You were around since the start of creation And infinite you are with no limitation But I will not subject to your mutilation The scars you cause I wear with pride and celebration You feed my mutation Adding towards my transformation All the faking and the pretending... Fake friends for fake lives Be truly nice and get shat on It is the asshole that thrives Because I have a heart to them I am shit And it matters not how much shit strives Shit is still shit and that's how it is Lets see what happens when this shit gets knives Your attacks are just stimulation You are the light for my cultivation The blade loves me more than any person could It loves and embraces, through my blood to my heart Takes away the pain and soothes my soul Glues together pieces that were once apart Some attack themselves searching for liberation But it is just unrealized masturbation Self inflicted extermination, Will lead to no kind of salvation I thought she was different, and could be trusted but she just caused more emotional rape couldn't leave it alone, couldn't understand it is just my way to escape I will fight on until my expiration It is the only way to survive my embarkation My journey towards my final permutation Which will end when I reach the final destination I think I will have my brains fly through my head Just as soon as I have enough for a gun If only I could see when they discover my corpse That would make it so much more fun And though both may have small jubilation Neither will have victorious exaltation I can only hope I leave behind a reputation That gives others education And leads to their replication Although I do regret, I cannot take it back As my corpse will tell you, I am dead I finally did it and now I understand That all I have done is joined my head
I dunno I made the whole "ation" poem a LOOOOONNNNGGGG time ago and I started making a suicide thing, (just a stanza) and decided to add part of the "ation" poem (never named it) and I ended up adding most of it... this part WAS forced: I thought she was different, and could be trusted but she just caused more emotional rape couldn't leave it alone, couldn't understand it is just my way to escape
yeah it feels like u just used a rhyming dictionary and listed whatever u saw into sentences. give us a new way of looking at stuff instead of just a bunch of rhymes.
yes I know, I don't like TS Ellot and therfore I am the most vile and disgusting waste of life possible
"If only I could see when they discover my corpse That would make it so much more fun" According to some, this is possible.
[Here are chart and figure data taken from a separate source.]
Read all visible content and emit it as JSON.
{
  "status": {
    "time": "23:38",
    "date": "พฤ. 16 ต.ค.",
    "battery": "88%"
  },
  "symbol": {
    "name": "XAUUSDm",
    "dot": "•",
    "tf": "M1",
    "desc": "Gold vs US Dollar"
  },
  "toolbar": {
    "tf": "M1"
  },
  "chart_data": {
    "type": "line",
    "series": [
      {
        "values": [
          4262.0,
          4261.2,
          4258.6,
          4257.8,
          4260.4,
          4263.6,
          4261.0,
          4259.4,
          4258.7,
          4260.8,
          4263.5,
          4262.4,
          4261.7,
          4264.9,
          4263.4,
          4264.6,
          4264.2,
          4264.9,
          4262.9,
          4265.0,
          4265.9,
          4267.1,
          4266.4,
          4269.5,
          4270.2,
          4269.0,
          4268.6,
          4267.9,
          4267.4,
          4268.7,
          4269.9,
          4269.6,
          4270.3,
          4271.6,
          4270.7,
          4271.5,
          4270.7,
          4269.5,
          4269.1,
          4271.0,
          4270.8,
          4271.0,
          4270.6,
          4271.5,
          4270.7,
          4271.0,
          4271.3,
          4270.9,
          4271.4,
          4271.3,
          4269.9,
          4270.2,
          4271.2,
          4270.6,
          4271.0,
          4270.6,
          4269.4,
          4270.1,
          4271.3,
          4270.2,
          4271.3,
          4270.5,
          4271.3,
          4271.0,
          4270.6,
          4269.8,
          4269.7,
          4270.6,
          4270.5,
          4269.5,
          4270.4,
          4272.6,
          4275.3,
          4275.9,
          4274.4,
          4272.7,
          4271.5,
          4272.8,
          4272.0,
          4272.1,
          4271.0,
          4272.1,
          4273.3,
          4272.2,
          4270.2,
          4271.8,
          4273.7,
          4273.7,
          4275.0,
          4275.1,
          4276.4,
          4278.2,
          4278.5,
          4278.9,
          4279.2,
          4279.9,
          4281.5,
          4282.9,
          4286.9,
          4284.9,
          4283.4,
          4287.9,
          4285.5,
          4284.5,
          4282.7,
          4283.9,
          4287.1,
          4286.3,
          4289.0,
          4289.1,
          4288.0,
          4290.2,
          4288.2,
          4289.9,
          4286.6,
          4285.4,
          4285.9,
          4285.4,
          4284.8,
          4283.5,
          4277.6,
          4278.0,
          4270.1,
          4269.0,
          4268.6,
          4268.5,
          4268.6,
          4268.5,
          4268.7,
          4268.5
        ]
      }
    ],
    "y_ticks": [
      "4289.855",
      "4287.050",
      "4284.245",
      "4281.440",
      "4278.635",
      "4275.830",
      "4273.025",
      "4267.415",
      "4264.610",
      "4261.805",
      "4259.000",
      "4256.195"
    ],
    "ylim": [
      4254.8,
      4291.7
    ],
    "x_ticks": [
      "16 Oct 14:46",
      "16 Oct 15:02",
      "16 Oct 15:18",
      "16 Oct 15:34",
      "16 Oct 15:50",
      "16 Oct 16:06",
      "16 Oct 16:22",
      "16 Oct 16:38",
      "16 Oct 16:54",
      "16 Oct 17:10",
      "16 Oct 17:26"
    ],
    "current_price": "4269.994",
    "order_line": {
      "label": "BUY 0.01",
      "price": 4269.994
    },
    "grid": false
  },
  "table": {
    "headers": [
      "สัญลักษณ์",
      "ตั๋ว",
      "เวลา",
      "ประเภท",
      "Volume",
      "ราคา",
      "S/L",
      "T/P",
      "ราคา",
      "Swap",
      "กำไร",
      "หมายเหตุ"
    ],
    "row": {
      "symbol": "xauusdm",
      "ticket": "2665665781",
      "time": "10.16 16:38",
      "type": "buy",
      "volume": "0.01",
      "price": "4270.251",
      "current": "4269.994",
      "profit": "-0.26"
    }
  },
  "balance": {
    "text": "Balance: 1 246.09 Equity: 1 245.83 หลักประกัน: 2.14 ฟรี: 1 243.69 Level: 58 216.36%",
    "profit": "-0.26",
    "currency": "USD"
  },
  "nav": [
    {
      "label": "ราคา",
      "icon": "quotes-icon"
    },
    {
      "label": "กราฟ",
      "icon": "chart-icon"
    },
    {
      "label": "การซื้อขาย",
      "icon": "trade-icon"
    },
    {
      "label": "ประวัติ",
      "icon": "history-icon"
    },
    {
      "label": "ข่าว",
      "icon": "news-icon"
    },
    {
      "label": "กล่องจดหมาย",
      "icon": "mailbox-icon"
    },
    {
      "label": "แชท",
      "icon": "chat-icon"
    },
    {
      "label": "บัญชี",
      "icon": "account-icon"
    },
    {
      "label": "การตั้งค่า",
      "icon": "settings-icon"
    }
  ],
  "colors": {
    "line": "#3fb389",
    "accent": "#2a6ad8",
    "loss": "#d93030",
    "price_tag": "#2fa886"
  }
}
I rather enjoyed it. It's vulgar. Vulgarity is a nice break from all the pathetic attempts at high-mindedness one tends to see in these parts. Wouldn't it be a hoot to find out that just one of the people that post on any forum, anywhere, were sincerely how they represented themselves, and not just some phantasmagoric ego-projection? Or would that just be boring?
thank you, I was going for vulgarness and extremity I try to be true to me, when I first started posting I lied about not being a virgin, but now I'm just about completely honest, the ine thing that is different, is I don't usually bitch at strangers as much in real life, I still do, but not nearly as much
"Get a room, gayboys." __________________ I already got the room. All that's left to do is hunt you down, strap you in a gimp suit, and put the red rubber ball in your mouth. Or did you think that we were going to have all the fun without you?
I would love to force feed that guy his own dick then again, how can I force feed him with somehting I can't even find?